If diets worked, the majority of people would lose the weight they wanted, and with only minor fluctuations, would sustain the food lifestyle they chose with ease. Yet, most people cycle in life with weight variations, and many of us have food disorders of different degrees. Anything that places rules around food and body shape rarely helps.
When a client talks to me about goals, and mentions weight, that automatically falls into a different psychological category, to other goals.
We Project What We Fear
We judge and we comment and we criticise our own bodies and others.
When we judge others, it is often because we are scared of what we might become(!) if we ‘let go’. Such is our judgment. Or we judge ourselves as superior or a failure, usually control related.
So we stay stuck in a cycle of diets, and food, and weight thoughts that occupy and drain us.
We stay stuck in judgment of others at work, in our homes, as we walk through town and shops, or see them on television.
Isn’t it tiring?
Calling them, and us, names, most likely since childhood.
We won’t believe that people who have certain body shapes are happy. We think they are only saying that to hide behind it.
Yet there are many people who have healed their relationship with food and their body, and are happy. Perhaps not as many as we would like, but still.
Is It Real?
Yes, we may know some people who have a body shape that fits what we have bought into as the ‘ideal’.
They may also be ‘fortunate’ enough to have held onto a natural relationship with food, so that it isn’t an issue.
However, look around you. The majority are every shape.
And of those that fit your ‘ideal’? Many are battling to sustain it.
We don’t expect to all have auburn hair.. so why with our bodies?
Why are we trying to fit into a body of a certain height, size, smoothness, length, age, shape?
A New Way
Is it time to let go of these stories that are shouted at us in magazines, papers, social media platforms.
Let go of the falsehoods of willpower, and what can be achieved, or that it even needs achieving.
These stories that serve little purpose other than to perhaps perpetuate lies, create divide, cause mental and emotional anguish, vitriol and even hatred. And if being cynical, sell certain products and services.
Our own body healing takes time. How deep it is, depends on the person.
For those of you who have never had to heal this, wonderful. That doesn’t make it untrue for the millions of others.
Whatever our own body healing journey, we can quickly realise the judgments about others, and start to change our language and responses.
As soon as you notice your judgment, catch it, and let it go, or change it to something positive.
Look at what is the reality of a range of shapes and stories. Humans are of all shapes and sizes and heights and colours and abilities. It’s wonderful.
Life is too short to be angry about something the media and others are using and perpetuating (knowingly or unwittingly) that make us feel bad about ourselves and isn’t supported by evidence as working long term, realistic, or necessary.
(Plus willpower is not the way and is not sustainable even if it were, there is far more to it.)
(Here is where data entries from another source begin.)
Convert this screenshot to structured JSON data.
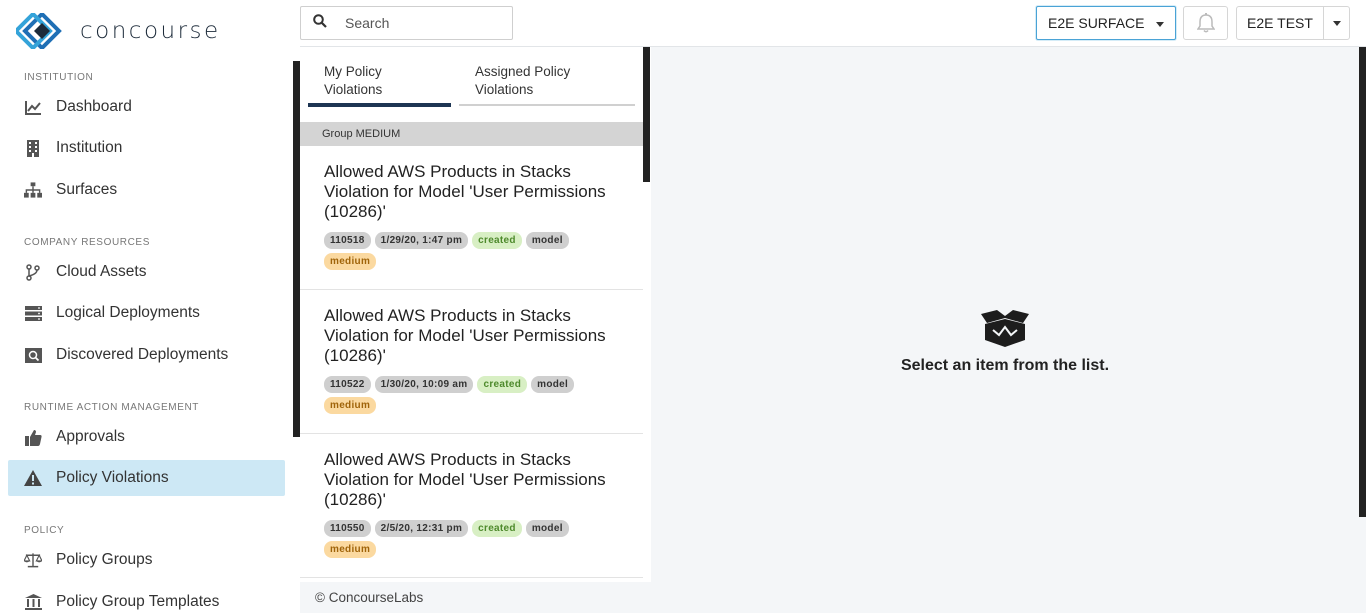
{
  "app": {
    "logo_text": "concourse",
    "brand_color": "#1f6fb5"
  },
  "sidebar": {
    "sections": [
      {
        "title": "INSTITUTION"
      },
      {
        "title": "COMPANY RESOURCES"
      },
      {
        "title": "RUNTIME ACTION MANAGEMENT"
      },
      {
        "title": "POLICY"
      }
    ],
    "items": [
      {
        "label": "Dashboard",
        "icon": "chart-line-icon"
      },
      {
        "label": "Institution",
        "icon": "building-icon"
      },
      {
        "label": "Surfaces",
        "icon": "sitemap-icon"
      },
      {
        "label": "Cloud Assets",
        "icon": "code-branch-icon"
      },
      {
        "label": "Logical Deployments",
        "icon": "server-icon"
      },
      {
        "label": "Discovered Deployments",
        "icon": "search-deployment-icon"
      },
      {
        "label": "Approvals",
        "icon": "thumbs-up-icon"
      },
      {
        "label": "Policy Violations",
        "icon": "warning-icon",
        "active": true
      },
      {
        "label": "Policy Groups",
        "icon": "balance-scale-icon"
      },
      {
        "label": "Policy Group Templates",
        "icon": "landmark-icon"
      }
    ]
  },
  "header": {
    "search_placeholder": "Search",
    "surface_selector": "E2E SURFACE",
    "user_name": "E2E TEST"
  },
  "list": {
    "tabs": [
      {
        "label": "My Policy Violations",
        "active": true
      },
      {
        "label": "Assigned Policy Violations",
        "active": false
      }
    ],
    "group_header": "Group MEDIUM",
    "violations": [
      {
        "title": "Allowed AWS Products in Stacks Violation for Model 'User Permissions (10286)'",
        "id": "110518",
        "date": "1/29/20, 1:47 pm",
        "status": "created",
        "type": "model",
        "severity": "medium"
      },
      {
        "title": "Allowed AWS Products in Stacks Violation for Model 'User Permissions (10286)'",
        "id": "110522",
        "date": "1/30/20, 10:09 am",
        "status": "created",
        "type": "model",
        "severity": "medium"
      },
      {
        "title": "Allowed AWS Products in Stacks Violation for Model 'User Permissions (10286)'",
        "id": "110550",
        "date": "2/5/20, 12:31 pm",
        "status": "created",
        "type": "model",
        "severity": "medium"
      }
    ]
  },
  "detail": {
    "empty_icon": "box-open-icon",
    "empty_message": "Select an item from the list."
  },
  "footer": {
    "text": "© ConcourseLabs"
  },
  "colors": {
    "active_nav_bg": "#cde8f5",
    "tab_active_underline": "#1d3553",
    "badge_created": "#d8efc4",
    "badge_medium": "#fbd9a0"
  }
}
There may well be a need to adapt food choices for medical reasons, but they are different, and again. If it we only focus on the food and not the psychology behind it, little is gained in some areas.
I hope your body healing journey goes well, whatever it may be.
I invite you to delete anything that strongly feeds into this, and read books and articles, watch online webinars, join online groups, and learn from those that are trying to be heard above the noise.
Those that are trying to break the truth behind diets, remove rules around food and shape, and help heal the body talk, whilst calling out the lack of evidence behind what perpetuates the judgments.
Be kind to yourself and to others as always.